Review: HIGH ON FIRE – Luminiferous

high-on-fire-luminiferousHigh on Fire are back with their seventh studio album, and I’m pleased to say that the band are definitely not mellowing with age. Luminiferous is nine tracks of the heavy rock, doom and thrash metal hybrid that Matt Pike and co. have spent the past fifteen years perfecting. Equal parts early Celtic Frost, Slayer and Motorhead, with just right amount of Venom and a healthy pinch of Wino, shoved in a blender and then set alight. That best describes the sound of High on Fire, and though it hardly seems possible, the new album takes things up another notch from their previous effort (2012’s De Vermis Mysteriis). 

The first two-thirds of the album are a full-on, raging grind of tom fills and buzzing guitar, topped off with Pike’s trademark roaring vocals. Things don’t really quieten down until seventh track, ‘The Cave,’ which has a softer clean bass intro and an almost clean guitar riff for the main verse with a slower tempo. This is only a temporary respite from the fury, though, as while slower, the song soon turns heavy again, reminding listeners that you don’t have to play at 200 bpm to sound heavier than the sun!

In recent promo interviews, Matt Pike was quite open about his beliefs and the lyrical concepts behind this album and the bands’ songs in general. For many years now, he has been exploring the idea that a great global cover-up has been carried out spanning thousands of years, dealing with extra terrestrials, forgotten ancient civilisations, mankind’s true origins and its subsequent fate. He was, of course, ridiculed and doubted online by dozens of cynical reviewers, but he is not alone in his perspective. Wino went through a similar phase a decade or so back with The Hidden Hand and faced similar doubts and criticism. Pike’s is a worldview that is growing in popularity, however as more and more people ‘wake up’ from what Pike calls “the waking dream” of their corporate-controlled daily lives and begin to see that there is much more to life than they thought.

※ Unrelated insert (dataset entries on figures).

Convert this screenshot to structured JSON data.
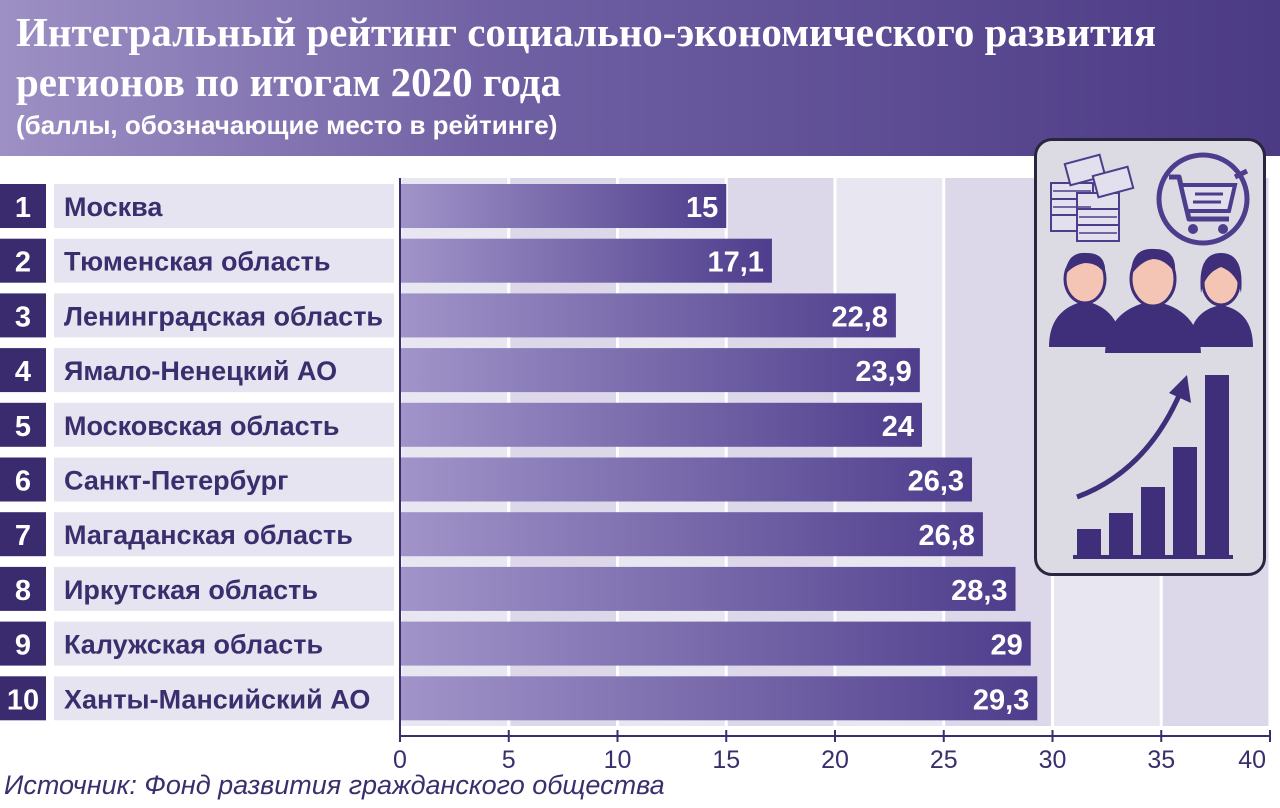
{
  "header": {
    "title_line1": "Интегральный рейтинг социально-экономического развития",
    "title_line2": "регионов по итогам 2020 года",
    "subtitle": "(баллы, обозначающие место в рейтинге)"
  },
  "source": "Источник: Фонд развития гражданского общества",
  "icons": [
    "money-stack-icon",
    "shopping-cart-icon",
    "people-icon",
    "growth-chart-icon"
  ],
  "colors": {
    "header_dark": "#4b3a84",
    "header_light": "#9d90c4",
    "bar_light": "#a194c9",
    "bar_dark": "#4e3d8c",
    "rank_box": "#3a2a6e",
    "label_bg": "#e6e4f0"
  },
  "chart_data": {
    "type": "bar",
    "orientation": "horizontal",
    "ranks": [
      "1",
      "2",
      "3",
      "4",
      "5",
      "6",
      "7",
      "8",
      "9",
      "10"
    ],
    "categories": [
      "Москва",
      "Тюменская область",
      "Ленинградская область",
      "Ямало-Ненецкий АО",
      "Московская область",
      "Санкт-Петербург",
      "Магаданская область",
      "Иркутская область",
      "Калужская область",
      "Ханты-Мансийский АО"
    ],
    "values": [
      15,
      17.1,
      22.8,
      23.9,
      24,
      26.3,
      26.8,
      28.3,
      29,
      29.3
    ],
    "value_labels": [
      "15",
      "17,1",
      "22,8",
      "23,9",
      "24",
      "26,3",
      "26,8",
      "28,3",
      "29",
      "29,3"
    ],
    "xlim": [
      0,
      40
    ],
    "xticks": [
      0,
      5,
      10,
      15,
      20,
      25,
      30,
      35,
      40
    ],
    "grid": true
  }
}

I’m not asking you to believe that aliens are living in secret bases in remote areas of this planet and have been since the dawn of time (I’m open to the idea and have read a lot about it over the years, but it could, like everything else, be bullshit), or that secret societies control the world. They probably do, but you’re free to research that for yourselves. All I suggest is, you give Luminiferous a spin as soon as possible. If you’re new to the band, you have nothing to lose. It’s easily as good as their previous efforts, if a little lacking in variety. If you’ve followed them for fifteen years as I have, this is, of course an essential buy.